For SmartOne: Snorkel's programmatic approach is a future substitution risk for rule-bound annotation tasks. For Physical AI ground-truth work requiring human judgment in ambiguous physical environments, automated labeling functions do not substitute. The moat is in the edge cases, not the volume work.
Amsterdam-based, originally Yandex subsidiary. $72M Series C in May 2025 led by Bezos Expeditions. Shopify CTO as Executive Chairman. 200,000+ annotators, 40+ languages. Named clients include Anthropic, Amazon, Microsoft, Shopify.
For SmartOne: Toloka's crowd model is not Physical AI-focused. The Bezos money means Amazon-adjacent investor dynamics. Despite the Amsterdam HQ, Toloka does not have a French entity, French-speaking leadership, or French defense client history. The EU positioning gap is real.
ASX-listed, Sydney-based. $232M revenue in 2025, down from peak. Lost Google as major client in 2024. GenAI now 44% of Q4 2025 revenue, up from 35% a year prior. FY2026 guidance $270-300M represents a recovery target from post-Google turnaround.
For SmartOne: Appen is rebuilding around Chinese GenAI clients. Not a Physical AI specialist, not a conflict-free positioning play. The comparison is useful for revenue context: SmartOne at $6M is at 2.6% of Appen's revenue with a cleaner ownership story and stronger Physical AI depth.

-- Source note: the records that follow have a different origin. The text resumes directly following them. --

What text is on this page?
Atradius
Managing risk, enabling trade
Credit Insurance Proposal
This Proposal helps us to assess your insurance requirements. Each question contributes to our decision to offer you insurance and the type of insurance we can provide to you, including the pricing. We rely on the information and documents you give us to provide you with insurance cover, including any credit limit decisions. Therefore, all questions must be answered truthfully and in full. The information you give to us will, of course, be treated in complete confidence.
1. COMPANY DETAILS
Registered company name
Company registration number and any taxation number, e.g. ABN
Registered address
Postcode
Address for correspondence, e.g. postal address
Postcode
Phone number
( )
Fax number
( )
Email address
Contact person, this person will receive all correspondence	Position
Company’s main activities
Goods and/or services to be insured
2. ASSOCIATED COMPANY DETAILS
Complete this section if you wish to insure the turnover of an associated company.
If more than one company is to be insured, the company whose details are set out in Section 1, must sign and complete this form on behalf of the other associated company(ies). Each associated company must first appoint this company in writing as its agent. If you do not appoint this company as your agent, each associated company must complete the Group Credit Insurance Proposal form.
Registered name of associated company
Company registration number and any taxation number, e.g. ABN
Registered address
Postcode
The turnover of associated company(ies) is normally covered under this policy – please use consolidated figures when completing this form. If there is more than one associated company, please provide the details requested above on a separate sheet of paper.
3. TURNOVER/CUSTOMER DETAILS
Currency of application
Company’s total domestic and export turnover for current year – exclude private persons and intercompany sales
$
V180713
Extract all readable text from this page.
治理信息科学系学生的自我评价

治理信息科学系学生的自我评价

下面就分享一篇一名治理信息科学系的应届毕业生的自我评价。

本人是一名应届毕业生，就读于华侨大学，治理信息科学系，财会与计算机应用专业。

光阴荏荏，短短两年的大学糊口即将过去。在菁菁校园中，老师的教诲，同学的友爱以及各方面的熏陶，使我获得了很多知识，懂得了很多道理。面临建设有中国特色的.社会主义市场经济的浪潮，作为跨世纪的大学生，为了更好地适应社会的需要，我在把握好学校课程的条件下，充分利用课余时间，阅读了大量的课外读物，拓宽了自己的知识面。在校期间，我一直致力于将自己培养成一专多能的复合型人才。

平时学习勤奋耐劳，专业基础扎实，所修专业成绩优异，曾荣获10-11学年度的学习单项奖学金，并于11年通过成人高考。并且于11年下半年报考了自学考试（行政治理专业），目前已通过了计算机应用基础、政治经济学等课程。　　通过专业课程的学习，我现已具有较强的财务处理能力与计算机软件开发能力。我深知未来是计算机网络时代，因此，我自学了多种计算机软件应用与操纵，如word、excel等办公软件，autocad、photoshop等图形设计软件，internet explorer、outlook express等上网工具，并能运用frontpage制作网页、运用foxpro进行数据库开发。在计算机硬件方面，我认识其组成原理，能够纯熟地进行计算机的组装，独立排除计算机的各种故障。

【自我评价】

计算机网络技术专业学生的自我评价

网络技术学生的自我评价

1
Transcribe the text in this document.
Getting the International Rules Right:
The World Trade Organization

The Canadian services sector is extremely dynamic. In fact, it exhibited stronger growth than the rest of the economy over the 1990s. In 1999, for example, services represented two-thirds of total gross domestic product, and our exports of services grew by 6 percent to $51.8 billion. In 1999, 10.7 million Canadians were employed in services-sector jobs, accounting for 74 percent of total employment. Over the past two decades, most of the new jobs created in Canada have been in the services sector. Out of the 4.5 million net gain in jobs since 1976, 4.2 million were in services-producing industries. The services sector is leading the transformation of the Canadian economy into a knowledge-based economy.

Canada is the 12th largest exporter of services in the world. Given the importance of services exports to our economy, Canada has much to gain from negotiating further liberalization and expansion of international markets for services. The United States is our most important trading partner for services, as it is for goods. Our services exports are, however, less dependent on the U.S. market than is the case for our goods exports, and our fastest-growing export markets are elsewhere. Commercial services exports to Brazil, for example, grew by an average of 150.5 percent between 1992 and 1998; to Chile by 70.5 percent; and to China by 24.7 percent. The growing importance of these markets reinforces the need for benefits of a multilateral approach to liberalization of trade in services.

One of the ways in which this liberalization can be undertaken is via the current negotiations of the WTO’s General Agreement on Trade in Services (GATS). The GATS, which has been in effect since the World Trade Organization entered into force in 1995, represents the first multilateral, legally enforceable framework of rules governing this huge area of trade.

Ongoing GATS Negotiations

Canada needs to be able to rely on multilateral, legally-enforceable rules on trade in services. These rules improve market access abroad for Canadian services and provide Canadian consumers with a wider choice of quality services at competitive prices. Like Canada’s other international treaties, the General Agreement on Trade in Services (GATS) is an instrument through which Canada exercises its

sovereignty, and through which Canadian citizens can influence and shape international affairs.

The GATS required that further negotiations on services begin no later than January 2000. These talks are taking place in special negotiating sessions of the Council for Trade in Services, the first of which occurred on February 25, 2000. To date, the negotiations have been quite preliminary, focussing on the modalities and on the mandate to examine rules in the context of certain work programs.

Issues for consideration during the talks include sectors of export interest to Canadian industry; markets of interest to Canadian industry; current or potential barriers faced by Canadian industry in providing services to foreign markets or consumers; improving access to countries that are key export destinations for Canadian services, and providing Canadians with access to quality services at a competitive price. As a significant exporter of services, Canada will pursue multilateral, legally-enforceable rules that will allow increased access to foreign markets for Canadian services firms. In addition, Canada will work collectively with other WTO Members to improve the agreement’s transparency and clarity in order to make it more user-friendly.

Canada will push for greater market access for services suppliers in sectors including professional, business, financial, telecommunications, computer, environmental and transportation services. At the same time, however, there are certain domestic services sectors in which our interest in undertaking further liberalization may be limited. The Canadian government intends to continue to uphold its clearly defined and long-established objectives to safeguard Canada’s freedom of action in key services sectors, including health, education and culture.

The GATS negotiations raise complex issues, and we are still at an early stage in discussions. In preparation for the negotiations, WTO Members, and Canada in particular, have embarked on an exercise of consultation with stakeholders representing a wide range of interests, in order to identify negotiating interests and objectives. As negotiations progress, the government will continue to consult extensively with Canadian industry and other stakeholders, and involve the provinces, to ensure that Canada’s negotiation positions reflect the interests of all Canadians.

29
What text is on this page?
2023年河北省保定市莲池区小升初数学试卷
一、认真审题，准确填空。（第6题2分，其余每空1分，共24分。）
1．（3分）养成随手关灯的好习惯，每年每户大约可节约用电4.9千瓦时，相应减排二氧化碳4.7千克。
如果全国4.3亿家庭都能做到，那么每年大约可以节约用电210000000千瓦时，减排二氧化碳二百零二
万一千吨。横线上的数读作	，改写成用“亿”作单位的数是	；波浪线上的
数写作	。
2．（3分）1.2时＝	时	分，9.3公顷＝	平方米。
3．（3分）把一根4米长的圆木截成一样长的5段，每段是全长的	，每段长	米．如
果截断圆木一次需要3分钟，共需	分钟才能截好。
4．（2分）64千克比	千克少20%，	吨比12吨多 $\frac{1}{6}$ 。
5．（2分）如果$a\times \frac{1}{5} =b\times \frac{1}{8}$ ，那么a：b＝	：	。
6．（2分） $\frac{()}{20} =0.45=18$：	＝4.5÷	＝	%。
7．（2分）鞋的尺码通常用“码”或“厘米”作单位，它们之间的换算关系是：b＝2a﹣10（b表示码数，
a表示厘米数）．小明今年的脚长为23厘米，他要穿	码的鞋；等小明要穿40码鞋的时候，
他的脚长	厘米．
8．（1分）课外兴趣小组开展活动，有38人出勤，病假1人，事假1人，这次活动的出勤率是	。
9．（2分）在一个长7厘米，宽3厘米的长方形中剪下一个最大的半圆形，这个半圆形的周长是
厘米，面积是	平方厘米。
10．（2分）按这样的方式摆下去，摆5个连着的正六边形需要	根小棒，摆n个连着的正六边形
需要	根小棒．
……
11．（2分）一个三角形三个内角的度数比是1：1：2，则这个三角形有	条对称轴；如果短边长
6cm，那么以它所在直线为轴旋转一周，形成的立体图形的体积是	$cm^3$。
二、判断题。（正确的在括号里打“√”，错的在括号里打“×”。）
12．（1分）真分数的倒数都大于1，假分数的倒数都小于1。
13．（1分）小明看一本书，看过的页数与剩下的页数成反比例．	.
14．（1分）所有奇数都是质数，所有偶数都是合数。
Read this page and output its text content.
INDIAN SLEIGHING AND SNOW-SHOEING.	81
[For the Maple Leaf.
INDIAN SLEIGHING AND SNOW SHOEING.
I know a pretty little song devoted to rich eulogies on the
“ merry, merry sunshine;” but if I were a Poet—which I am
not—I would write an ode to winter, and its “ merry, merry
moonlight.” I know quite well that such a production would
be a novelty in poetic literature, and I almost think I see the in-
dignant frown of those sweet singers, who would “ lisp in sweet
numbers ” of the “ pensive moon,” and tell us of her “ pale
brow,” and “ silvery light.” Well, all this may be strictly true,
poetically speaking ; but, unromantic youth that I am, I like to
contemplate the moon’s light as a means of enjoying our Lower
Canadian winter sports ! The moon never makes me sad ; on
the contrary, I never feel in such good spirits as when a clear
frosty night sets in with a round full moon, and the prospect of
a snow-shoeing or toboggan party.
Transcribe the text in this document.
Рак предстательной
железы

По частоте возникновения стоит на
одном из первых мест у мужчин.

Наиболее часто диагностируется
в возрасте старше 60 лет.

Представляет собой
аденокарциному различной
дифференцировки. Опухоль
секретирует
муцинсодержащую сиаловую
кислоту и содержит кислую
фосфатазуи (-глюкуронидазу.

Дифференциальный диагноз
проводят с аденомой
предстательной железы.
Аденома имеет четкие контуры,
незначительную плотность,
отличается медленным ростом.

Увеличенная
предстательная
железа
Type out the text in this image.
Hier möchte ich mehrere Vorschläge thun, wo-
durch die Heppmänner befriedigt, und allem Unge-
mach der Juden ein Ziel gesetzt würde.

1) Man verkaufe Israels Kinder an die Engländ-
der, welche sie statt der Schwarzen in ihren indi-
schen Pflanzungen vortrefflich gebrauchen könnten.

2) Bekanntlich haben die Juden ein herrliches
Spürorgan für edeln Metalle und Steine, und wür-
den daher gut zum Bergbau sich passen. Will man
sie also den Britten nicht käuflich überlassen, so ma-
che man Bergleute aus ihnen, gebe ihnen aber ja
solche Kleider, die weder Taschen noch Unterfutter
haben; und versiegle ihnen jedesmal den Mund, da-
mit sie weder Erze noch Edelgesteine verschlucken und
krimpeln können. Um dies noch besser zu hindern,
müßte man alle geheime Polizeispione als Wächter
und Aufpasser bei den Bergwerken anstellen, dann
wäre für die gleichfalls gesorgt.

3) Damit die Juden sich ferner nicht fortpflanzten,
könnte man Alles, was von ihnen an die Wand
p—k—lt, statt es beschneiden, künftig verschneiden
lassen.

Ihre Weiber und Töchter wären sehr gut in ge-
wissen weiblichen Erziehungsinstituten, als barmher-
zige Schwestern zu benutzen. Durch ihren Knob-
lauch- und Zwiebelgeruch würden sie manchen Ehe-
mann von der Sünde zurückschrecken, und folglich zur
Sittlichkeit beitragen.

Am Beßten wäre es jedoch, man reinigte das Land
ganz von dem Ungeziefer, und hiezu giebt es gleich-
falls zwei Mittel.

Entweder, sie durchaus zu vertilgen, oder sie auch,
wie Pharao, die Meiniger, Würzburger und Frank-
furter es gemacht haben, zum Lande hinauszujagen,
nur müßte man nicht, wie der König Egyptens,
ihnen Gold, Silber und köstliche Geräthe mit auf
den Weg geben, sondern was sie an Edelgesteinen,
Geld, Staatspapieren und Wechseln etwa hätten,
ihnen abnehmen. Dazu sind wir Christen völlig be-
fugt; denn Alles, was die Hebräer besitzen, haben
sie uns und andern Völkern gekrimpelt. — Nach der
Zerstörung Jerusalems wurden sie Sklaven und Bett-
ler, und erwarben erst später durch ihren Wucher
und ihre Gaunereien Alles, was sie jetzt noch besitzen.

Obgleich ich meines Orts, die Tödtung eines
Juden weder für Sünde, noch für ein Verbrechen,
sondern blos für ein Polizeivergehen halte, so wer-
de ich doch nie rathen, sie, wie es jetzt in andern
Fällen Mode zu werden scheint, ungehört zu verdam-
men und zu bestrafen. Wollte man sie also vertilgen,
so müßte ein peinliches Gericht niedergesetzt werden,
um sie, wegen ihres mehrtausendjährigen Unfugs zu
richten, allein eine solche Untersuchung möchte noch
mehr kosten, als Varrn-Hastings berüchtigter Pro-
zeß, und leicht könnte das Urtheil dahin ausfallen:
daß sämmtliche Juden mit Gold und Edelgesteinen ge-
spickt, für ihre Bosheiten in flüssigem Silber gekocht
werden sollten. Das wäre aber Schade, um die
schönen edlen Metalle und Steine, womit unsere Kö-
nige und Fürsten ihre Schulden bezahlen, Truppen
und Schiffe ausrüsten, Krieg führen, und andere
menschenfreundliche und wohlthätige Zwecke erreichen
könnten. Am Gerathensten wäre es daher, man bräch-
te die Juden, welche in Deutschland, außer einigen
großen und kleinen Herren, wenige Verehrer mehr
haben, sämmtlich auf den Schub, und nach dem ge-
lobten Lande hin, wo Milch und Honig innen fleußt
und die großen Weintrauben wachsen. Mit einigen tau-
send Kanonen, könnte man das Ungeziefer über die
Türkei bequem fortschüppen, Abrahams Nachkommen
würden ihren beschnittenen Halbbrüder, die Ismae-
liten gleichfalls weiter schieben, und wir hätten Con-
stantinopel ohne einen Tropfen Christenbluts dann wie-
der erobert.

The specific claim: bootstrapped, no hyperscaler entanglement, Physical AI depth already in production, SOC 2 Type II and ISO 27001, 14-year institutional workforce. This is the clearest wedge and the most time-bounded one. It will narrow as Scale rebuilds trust, Surge raises capital and completes its VC round, and new entrants arrive. It is open today.
The reliability story. Full-time employees trained over years on specific annotation domains produce tighter accuracy distributions than gig contractors. For physical-world data where an annotation error can cause a robot to misclassify an obstacle, the production model matters. This wedge is durable because it is structural, not a positioning choice.
No direct competitor in this set has a French entity, a French-speaking leadership team, and active French defense client history simultaneously. As European AI adoption accelerates and EU AI Act compliance creates demand for EU-based data provenance, this combination is a real opening. This wedge activates in Phase 2.